Es folgten Melodien aus der „Ungarischen Hochzeit“ von Nico Dostal, aus der „Zirkusprinzessin“ und dem „Teufelsreiter“ von Emmerich Kálmán (anlässlich dessen 130. Geburtstags) sowie von Robert Stolz das Lied aus „Venus in Seide“ und sein Walzer „Wiener Café“. Johann Strauß war mit Ausschnitten aus „1001 Nacht“, der „Fledermaus“ und mit seinem Walzer „G’schichten aus dem Wienerwald“ vertreten. Last but not least kam Franz Lehár mit „Giuditta“ zu Ehren, die ihm 1934 die Türen der Wiener Staatsoper öffnete.
Die Sopranistin Sona Ghazarian feierte bei der Kaisergala nun ihr 40-Jahre-Bühnenjubiläum. Sie brachte ihren Charme und die aufblühende Höhe ihres Soprans mit auf die Bühne. Operettendiven haben es nicht leicht, stimmlich müssen sie auch über eine satte Mittellage und profunde Tiefe verfügen. In den tieferen Stimmregionen hätte Sona Ghazarian etwas mehr Rücksicht von Seiten des Orchesters gut getan. Da versank sie in den Fluten der herzhaft zupackenden Orchestertutti. Herbert Lippert gab sich als Operettentenor par excellence. Er wusste die glanzvollen Zugnummern entsprechend zu servieren und punktete mit fokussiertem Stimmsitz und tenoralem Strahlen. Vor allem mit Kálmáns „Zwei Märchenaugen“ und Lehárs „Freunde, das Leben ist Lebenswert“ holte er sich begeisterten Applaus.

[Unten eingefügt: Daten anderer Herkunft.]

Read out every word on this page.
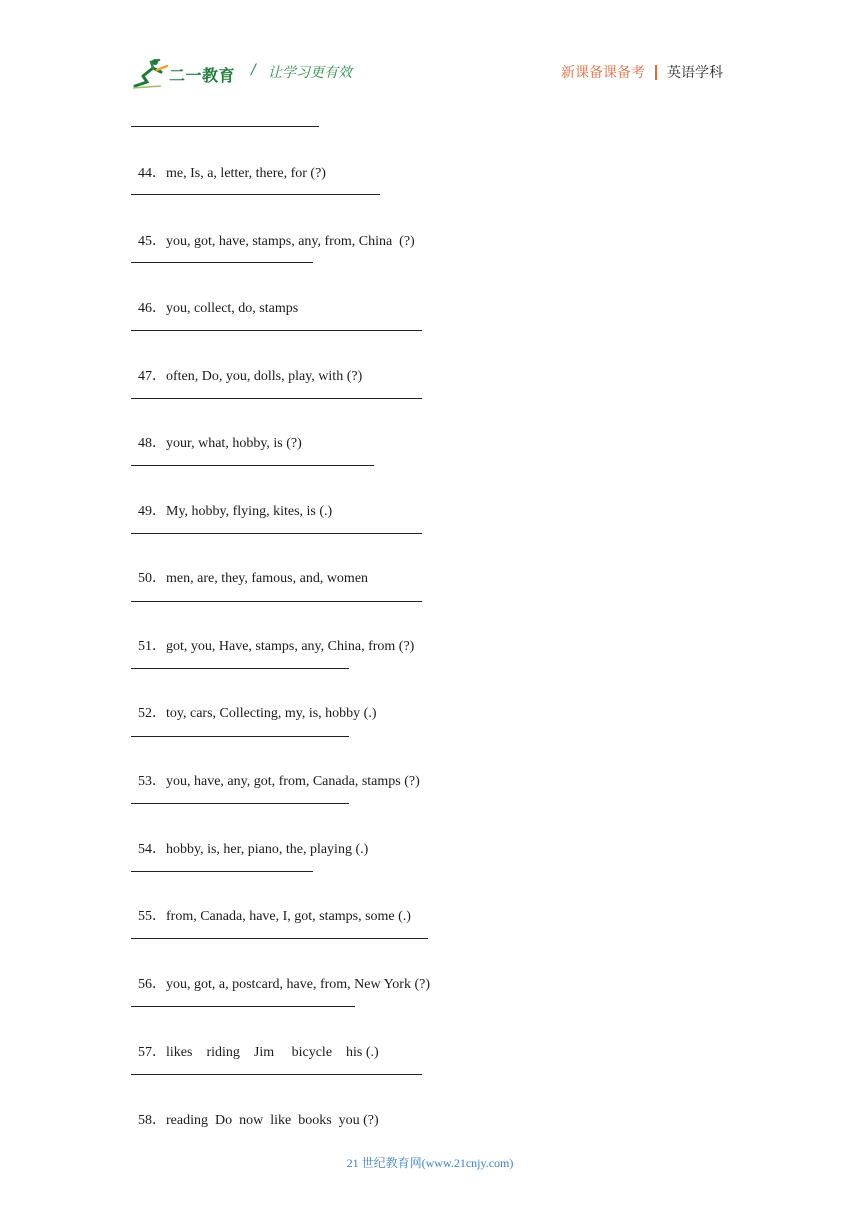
二一教育 / 让学习更有效	新课备课备考 英语学科

44．me, Is, a, letter, there, for (?)

45．you, got, have, stamps, any, from, China  (?)

46．you, collect, do, stamps

47．often, Do, you, dolls, play, with (?)

48．your, what, hobby, is (?)

49．My, hobby, flying, kites, is (.)

50．men, are, they, famous, and, women

51．got, you, Have, stamps, any, China, from (?)

52．toy, cars, Collecting, my, is, hobby (.)

53．you, have, any, got, from, Canada, stamps (?)

54．hobby, is, her, piano, the, playing (.)

55．from, Canada, have, I, got, stamps, some (.)

56．you, got, a, postcard, have, from, New York (?)

57．likes    riding    Jim     bicycle    his (.)

58．reading  Do  now  like  books  you (?)

21 世纪教育网(www.21cnjy.com)
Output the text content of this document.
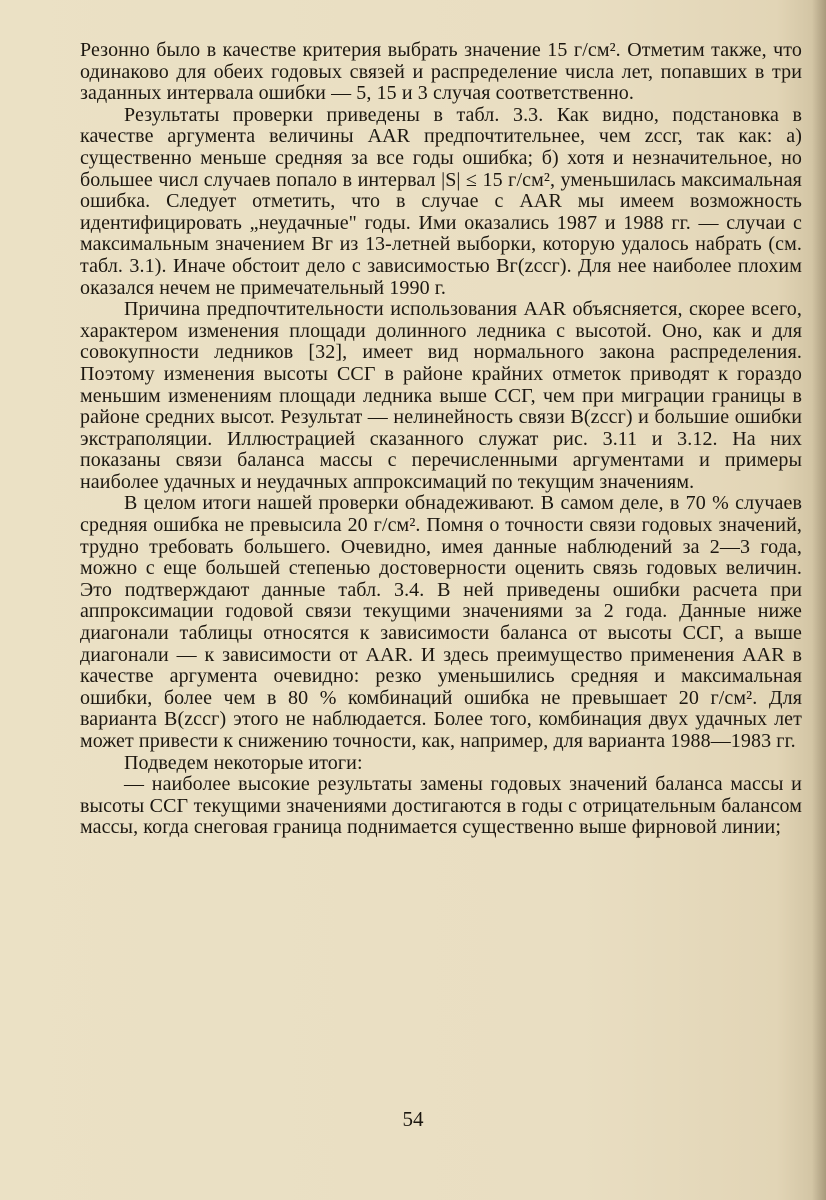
Резонно было в качестве критерия выбрать значение 15 г/см². Отметим также, что одинаково для обеих годовых связей и распределение числа лет, попавших в три заданных интервала ошибки — 5, 15 и 3 случая соответственно.

Результаты проверки приведены в табл. 3.3. Как видно, подстановка в качестве аргумента величины AAR предпочтительнее, чем zссг, так как: а) существенно меньше средняя за все годы ошибка; б) хотя и незначительное, но большее числ случаев попало в интервал |S| ≤ 15 г/см², уменьшилась максимальная ошибка. Следует отметить, что в случае с AAR мы имеем возможность идентифицировать „неудачные" годы. Ими оказались 1987 и 1988 гг. — случаи с максимальным значением Bг из 13-летней выборки, которую удалось набрать (см. табл. 3.1). Иначе обстоит дело с зависимостью Bг(zссг). Для нее наиболее плохим оказался нечем не примечательный 1990 г.

Причина предпочтительности использования AAR объясняется, скорее всего, характером изменения площади долинного ледника с высотой. Оно, как и для совокупности ледников [32], имеет вид нормального закона распределения. Поэтому изменения высоты ССГ в районе крайних отметок приводят к гораздо меньшим изменениям площади ледника выше ССГ, чем при миграции границы в районе средних высот. Результат — нелинейность связи B(zссг) и большие ошибки экстраполяции. Иллюстрацией сказанного служат рис. 3.11 и 3.12. На них показаны связи баланса массы с перечисленными аргументами и примеры наиболее удачных и неудачных аппроксимаций по текущим значениям.

В целом итоги нашей проверки обнадеживают. В самом деле, в 70 % случаев средняя ошибка не превысила 20 г/см². Помня о точности связи годовых значений, трудно требовать большего. Очевидно, имея данные наблюдений за 2—3 года, можно с еще большей степенью достоверности оценить связь годовых величин. Это подтверждают данные табл. 3.4. В ней приведены ошибки расчета при аппроксимации годовой связи текущими значениями за 2 года. Данные ниже диагонали таблицы относятся к зависимости баланса от высоты ССГ, а выше диагонали — к зависимости от AAR. И здесь преимущество применения AAR в качестве аргумента очевидно: резко уменьшились средняя и максимальная ошибки, более чем в 80 % комбинаций ошибка не превышает 20 г/см². Для варианта B(zссг) этого не наблюдается. Более того, комбинация двух удачных лет может привести к снижению точности, как, например, для варианта 1988—1983 гг.

Подведем некоторые итоги:

— наиболее высокие результаты замены годовых значений баланса массы и высоты ССГ текущими значениями достигаются в годы с отрицательным балансом массы, когда снеговая граница поднимается существенно выше фирновой линии;

54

Erika Swoboda steuerte zu den „G’schichten aus dem Wienerwald“-Walzer das filigrane Zithersolo bei. Und die Gesangszugabe konnte natürlich nur von Franz Lehár sein: „Lippen schweigen“ aus der Lustigen Witwe. Das taten sie dann auch wirklich, weil der Schluss gehörte dem 182jährigen Geburtstagskind: mit dem Kaisermarsch von Karl Komzak und dem 92er-Regimentsmarsch von Johann Novotny, dem die Hörnerfanfaren der Kaiserhymne seit je her Publikumsgunst verleihen. Der bekannterweise völlig unmusikalische Kaiser hätte mit dieser Marschiermusik gewiss seine helle Freude gehabt.